Small print publishers like Samhain and Whiskey Creek Press use POD services but in different ways. Samhain partners with Ingrams that prints stock to fill orders and keeps some inventory on hand. Ellora’s Cave used to do it this way but bought their own printing presses. Whiskey Creek Press and NCP use POD in yet another way but it appears that some of those booksellers retail agreements with Amazon are in jeopardy. Whiskey Creek Press and another epress, Pawprints, have seen the “buy” links on their book pages disappear. Samhain and Amber Quill Press books seem to be unaffected at this point.
For how long, though, only time will tell. The largest POD printer is Lightning Source (owned by Ingram). Lightning Source sells over 400,000 titles on Amazon according to LSI’s own site. Publish America has over 30,000 titles on Amazon.
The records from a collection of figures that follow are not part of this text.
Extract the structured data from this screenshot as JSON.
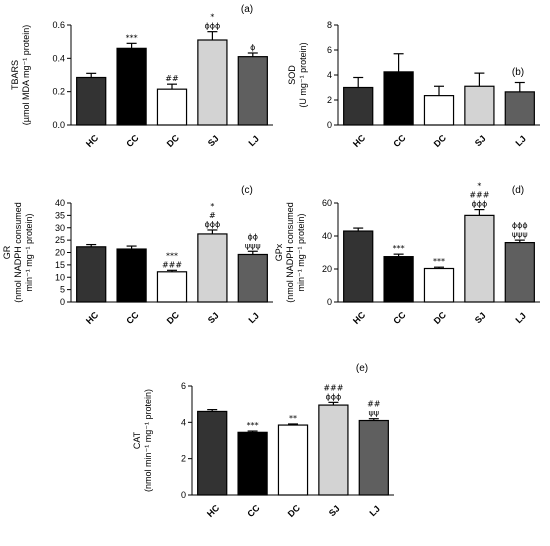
{
  "chart_data": [
    {
      "type": "bar",
      "panel": "(a)",
      "categories": [
        "HC",
        "CC",
        "DC",
        "SJ",
        "LJ"
      ],
      "values": [
        0.285,
        0.46,
        0.215,
        0.51,
        0.41
      ],
      "errors": [
        0.025,
        0.03,
        0.03,
        0.05,
        0.022
      ],
      "colors": [
        "#333333",
        "#000000",
        "#ffffff",
        "#d3d3d3",
        "#5f5f5f"
      ],
      "annotations": [
        [],
        [
          "***"
        ],
        [
          "##"
        ],
        [
          "*",
          "ϕϕϕ"
        ],
        [
          "ϕ"
        ]
      ],
      "ylabel": [
        "TBARS",
        "(µmol MDA mg⁻¹ protein)"
      ],
      "ylim": [
        0,
        0.6
      ],
      "yticks": [
        0.0,
        0.2,
        0.4,
        0.6
      ],
      "ytick_labels": [
        "0.0",
        "0.2",
        "0.4",
        "0.6"
      ]
    },
    {
      "type": "bar",
      "panel": "(b)",
      "categories": [
        "HC",
        "CC",
        "DC",
        "SJ",
        "LJ"
      ],
      "values": [
        3.0,
        4.25,
        2.35,
        3.1,
        2.65
      ],
      "errors": [
        0.8,
        1.45,
        0.75,
        1.05,
        0.75
      ],
      "colors": [
        "#333333",
        "#000000",
        "#ffffff",
        "#d3d3d3",
        "#5f5f5f"
      ],
      "annotations": [
        [],
        [],
        [],
        [],
        []
      ],
      "ylabel": [
        "SOD",
        "(U mg⁻¹ protein)"
      ],
      "ylim": [
        0,
        8
      ],
      "yticks": [
        0,
        2,
        4,
        6,
        8
      ],
      "ytick_labels": [
        "0",
        "2",
        "4",
        "6",
        "8"
      ]
    },
    {
      "type": "bar",
      "panel": "(c)",
      "categories": [
        "HC",
        "CC",
        "DC",
        "SJ",
        "LJ"
      ],
      "values": [
        22.3,
        21.4,
        12.2,
        27.5,
        19.2
      ],
      "errors": [
        0.9,
        1.2,
        0.6,
        1.6,
        1.3
      ],
      "colors": [
        "#333333",
        "#000000",
        "#ffffff",
        "#d3d3d3",
        "#5f5f5f"
      ],
      "annotations": [
        [],
        [],
        [
          "***",
          "###"
        ],
        [
          "*",
          "#",
          "ϕϕϕ"
        ],
        [
          "ϕϕ",
          "ψψψ"
        ]
      ],
      "ylabel": [
        "GR",
        "(nmol NADPH consumed",
        "min⁻¹ mg⁻¹ protein)"
      ],
      "ylim": [
        0,
        40
      ],
      "yticks": [
        0,
        5,
        10,
        15,
        20,
        25,
        30,
        35,
        40
      ],
      "ytick_labels": [
        "0",
        "5",
        "10",
        "15",
        "20",
        "25",
        "30",
        "35",
        "40"
      ]
    },
    {
      "type": "bar",
      "panel": "(d)",
      "categories": [
        "HC",
        "CC",
        "DC",
        "SJ",
        "LJ"
      ],
      "values": [
        43.0,
        27.5,
        20.3,
        52.5,
        36.0
      ],
      "errors": [
        1.8,
        1.5,
        0.8,
        3.5,
        1.5
      ],
      "colors": [
        "#333333",
        "#000000",
        "#ffffff",
        "#d3d3d3",
        "#5f5f5f"
      ],
      "annotations": [
        [],
        [
          "***"
        ],
        [
          "***"
        ],
        [
          "*",
          "###",
          "ϕϕϕ"
        ],
        [
          "ϕϕϕ",
          "ψψψ"
        ]
      ],
      "ylabel": [
        "GPx",
        "(nmol NADPH consumed",
        "min⁻¹ mg⁻¹ protein)"
      ],
      "ylim": [
        0,
        60
      ],
      "yticks": [
        0,
        20,
        40,
        60
      ],
      "ytick_labels": [
        "0",
        "20",
        "40",
        "60"
      ]
    },
    {
      "type": "bar",
      "panel": "(e)",
      "categories": [
        "HC",
        "CC",
        "DC",
        "SJ",
        "LJ"
      ],
      "values": [
        4.6,
        3.45,
        3.85,
        4.95,
        4.1
      ],
      "errors": [
        0.1,
        0.07,
        0.06,
        0.15,
        0.1
      ],
      "colors": [
        "#333333",
        "#000000",
        "#ffffff",
        "#d3d3d3",
        "#5f5f5f"
      ],
      "annotations": [
        [],
        [
          "***"
        ],
        [
          "**"
        ],
        [
          "###",
          "ϕϕϕ"
        ],
        [
          "##",
          "ψψ"
        ]
      ],
      "ylabel": [
        "CAT",
        "(nmol min⁻¹ mg⁻¹ protein)"
      ],
      "ylim": [
        0,
        6
      ],
      "yticks": [
        0,
        2,
        4,
        6
      ],
      "ytick_labels": [
        "0",
        "2",
        "4",
        "6"
      ]
    }
  ]
}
This should be expected, as Kassia Krozser of Booksquare, states. Amazon is trying to create a publishing empire. Not just a retail publishing empire, but a publishing empire. For example, Amazon used to sell ebooks in differing formats including Adobe and MS Reader. I believe that it used Lightning Source as its fulfillment for those books. In 2005, about the time that Amazon bought Booksurge, it also bought Mobipocket. Some time in 2006, Amazon stopped servicing and selling its ebooks. It sent out a notice to all readers to download their ebooks or lose them forever. Fast forward to 2008 and we have the Kindle and its super proprietary software and the only way to read a Kindle book is on the Kindle itself. Want to read a book on the Kindle? You email it to yourself and it is stored on the Amazon servers. As Krozser writes:
Your content is being locked to their device. Your content is being locked to their service. They get to set the terms . . .
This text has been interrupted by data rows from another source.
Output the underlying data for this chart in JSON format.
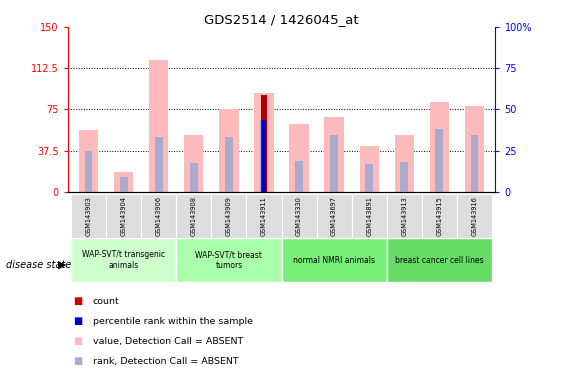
{
  "title": "GDS2514 / 1426045_at",
  "samples": [
    "GSM143903",
    "GSM143904",
    "GSM143906",
    "GSM143908",
    "GSM143909",
    "GSM143911",
    "GSM143330",
    "GSM143697",
    "GSM143891",
    "GSM143913",
    "GSM143915",
    "GSM143916"
  ],
  "groups": [
    {
      "label": "WAP-SVT/t transgenic\nanimals",
      "samples_idx": [
        0,
        1,
        2
      ],
      "color": "#ccffcc"
    },
    {
      "label": "WAP-SVT/t breast\ntumors",
      "samples_idx": [
        3,
        4,
        5
      ],
      "color": "#aaffaa"
    },
    {
      "label": "normal NMRI animals",
      "samples_idx": [
        6,
        7,
        8
      ],
      "color": "#77ee77"
    },
    {
      "label": "breast cancer cell lines",
      "samples_idx": [
        9,
        10,
        11
      ],
      "color": "#66dd66"
    }
  ],
  "value_absent": [
    56,
    18,
    120,
    52,
    75,
    90,
    62,
    68,
    42,
    52,
    82,
    78
  ],
  "rank_absent": [
    37,
    14,
    50,
    26,
    50,
    65,
    28,
    52,
    25,
    27,
    57,
    52
  ],
  "count_val": [
    0,
    0,
    0,
    0,
    0,
    88,
    0,
    0,
    0,
    0,
    0,
    0
  ],
  "percentile_rank": [
    0,
    0,
    0,
    0,
    0,
    65,
    0,
    0,
    0,
    0,
    0,
    0
  ],
  "ylim_left": [
    0,
    150
  ],
  "ylim_right": [
    0,
    100
  ],
  "yticks_left": [
    0,
    37.5,
    75,
    112.5,
    150
  ],
  "yticks_right": [
    0,
    25,
    50,
    75,
    100
  ],
  "color_value_absent": "#ffbbbb",
  "color_rank_absent": "#aaaacc",
  "color_count": "#aa0000",
  "color_percentile": "#0000cc",
  "legend_items": [
    {
      "color": "#cc0000",
      "label": "count"
    },
    {
      "color": "#0000cc",
      "label": "percentile rank within the sample"
    },
    {
      "color": "#ffbbbb",
      "label": "value, Detection Call = ABSENT"
    },
    {
      "color": "#aaaacc",
      "label": "rank, Detection Call = ABSENT"
    }
  ]
}
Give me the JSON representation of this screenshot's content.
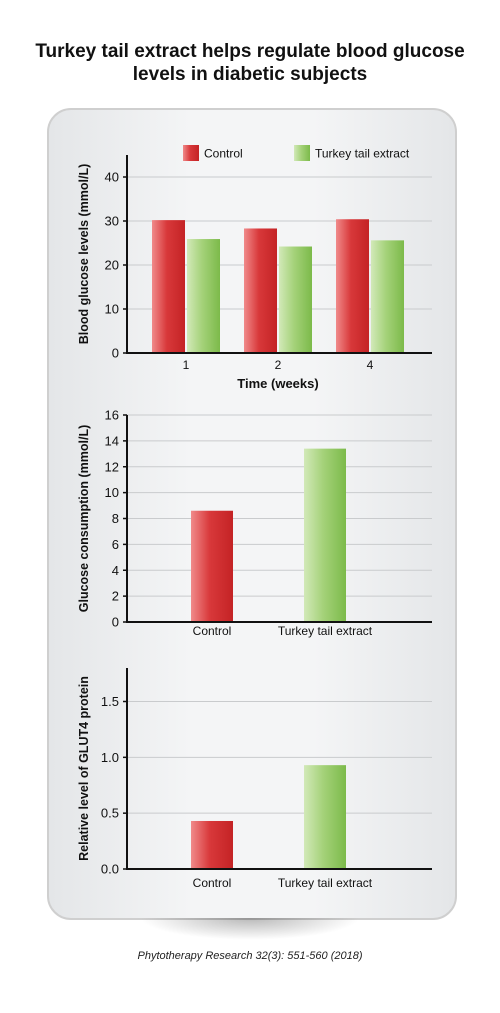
{
  "title": "Turkey tail extract helps regulate blood glucose levels in diabetic subjects",
  "citation": "Phytotherapy Research 32(3): 551-560 (2018)",
  "colors": {
    "control": "#d8383a",
    "extract": "#8dc45d",
    "axis": "#111111",
    "grid": "#c9cbcd"
  },
  "chart_data": [
    {
      "type": "bar",
      "categories": [
        "1",
        "2",
        "4"
      ],
      "series": [
        {
          "name": "Control",
          "values": [
            30.2,
            28.3,
            30.4
          ]
        },
        {
          "name": "Turkey tail extract",
          "values": [
            25.9,
            24.2,
            25.6
          ]
        }
      ],
      "title": "",
      "xlabel": "Time (weeks)",
      "ylabel": "Blood glucose levels (mmol/L)",
      "ylim": [
        0,
        45
      ],
      "yticks": [
        "0",
        "10",
        "20",
        "30",
        "40"
      ],
      "grid": true,
      "legend": "top"
    },
    {
      "type": "bar",
      "categories": [
        "Control",
        "Turkey tail extract"
      ],
      "values": [
        8.6,
        13.4
      ],
      "title": "",
      "xlabel": "",
      "ylabel": "Glucose consumption (mmol/L)",
      "ylim": [
        0,
        16
      ],
      "yticks": [
        "0",
        "2",
        "4",
        "6",
        "8",
        "10",
        "12",
        "14",
        "16"
      ],
      "grid": true
    },
    {
      "type": "bar",
      "categories": [
        "Control",
        "Turkey tail extract"
      ],
      "values": [
        0.43,
        0.93
      ],
      "title": "",
      "xlabel": "",
      "ylabel": "Relative level of GLUT4 protein",
      "ylim": [
        0,
        1.8
      ],
      "yticks": [
        "0.0",
        "0.5",
        "1.0",
        "1.5"
      ],
      "grid": true
    }
  ]
}
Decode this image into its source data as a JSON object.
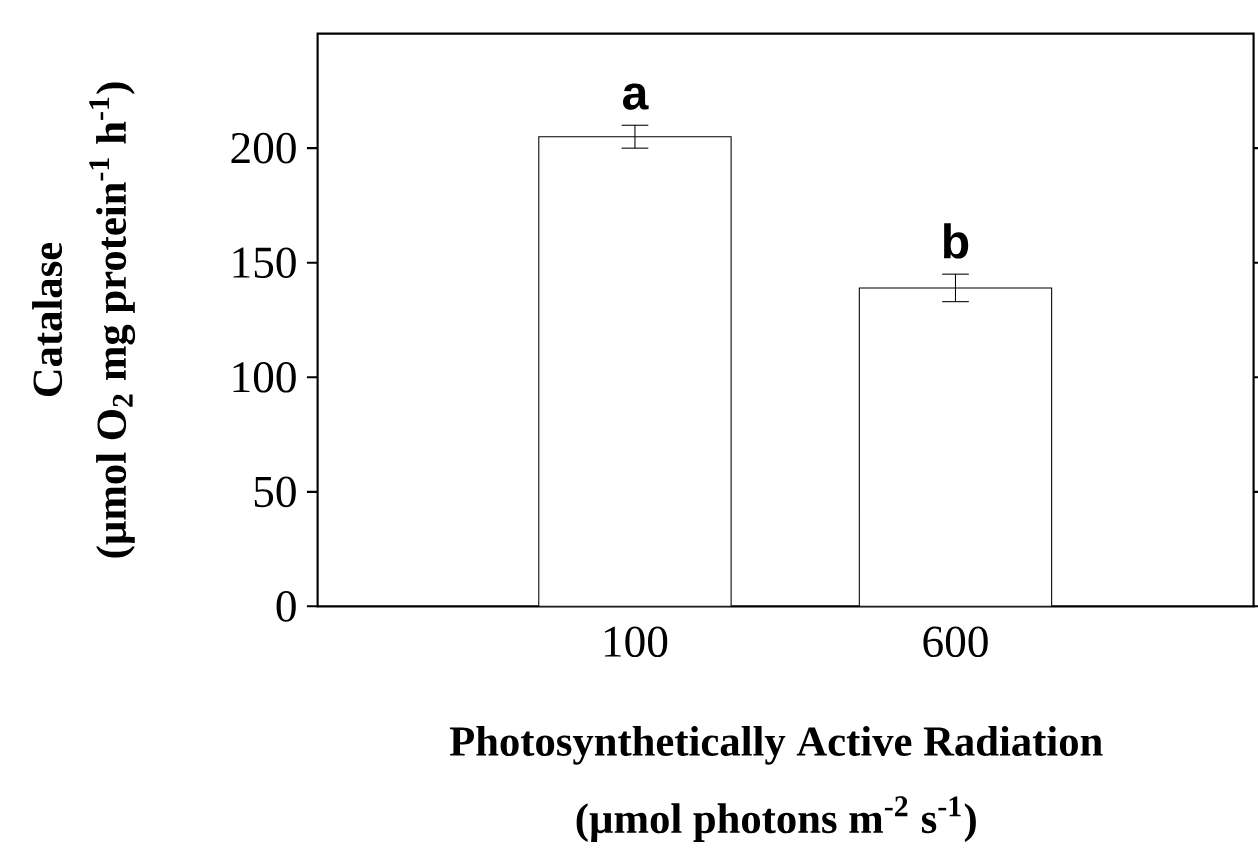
{
  "chart_data": {
    "type": "bar",
    "xlabel": "Photosynthetically Active Radiation (µmol photons m$^{-2}$ s$^{-1}$)",
    "ylabel": "Catalase (µmol O$_{2}$ mg protein$^{-1}$ h$^{-1}$)",
    "categories": [
      "100",
      "600"
    ],
    "values": [
      205,
      139
    ],
    "errors": [
      5,
      6
    ],
    "color": "#ffffff",
    "ylim": [
      0,
      250
    ],
    "yticks": [
      0,
      50,
      100,
      150,
      200
    ],
    "grid": false,
    "annotations": [
      "a",
      "b"
    ]
  }
}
Currently, Amazon will turn your bytes and bits into a published book for $299.00 (this is the cheapest service). You are entitled to 35% royalty on all retail services sold on Amazon.com and then fulfilled by Booksurge.
In the meantime, Amazon makes it attractive for bloggers to use it services. For each book that someone buys through a Dear Author Amazon link, we get a 5-6% referral fee. This is the one way that we monetize our blog without being too intrusive (at least I think it isn’t intrusive). It’s also easier to use Amazon to link to books because so many developers have put together Amazon related tools for bloggers. When Sarah and I were debating how to make a list of the 64 books that were part of the DA BWAHA tournament, I was disheartened because of the time I thought it would take. Instead, Amazon had the software for Sarah to make a DA BWAHA store in just minutes. I made one for Dear Author over the weekend. We are participating in feeding Amazon business because a) we get a monetary benefit from it and b) it is easy to use. (As an aside, we haven’t submitted the DA blog to be a paid for service on Kindle.)
As a reader, Amazon’s move bothers me for the reasons I can’t articulate because I can’t foresee all the dangers. I can see a decline in small press publishing. Small press publishing is really important. Honestly it is small press publishing that drove the erotic romance market into mainstream publishing. How long would it have taken for that sub genre to grow if small print publishers hadn’t taken those chances and shown it could be profitable? What is the next sub genre that the small presses will make popular?
The move to require everyone that uses some kind of POD service to pay Amazon will have some deeper portent in the future. Amazon is thinking ahead, are you?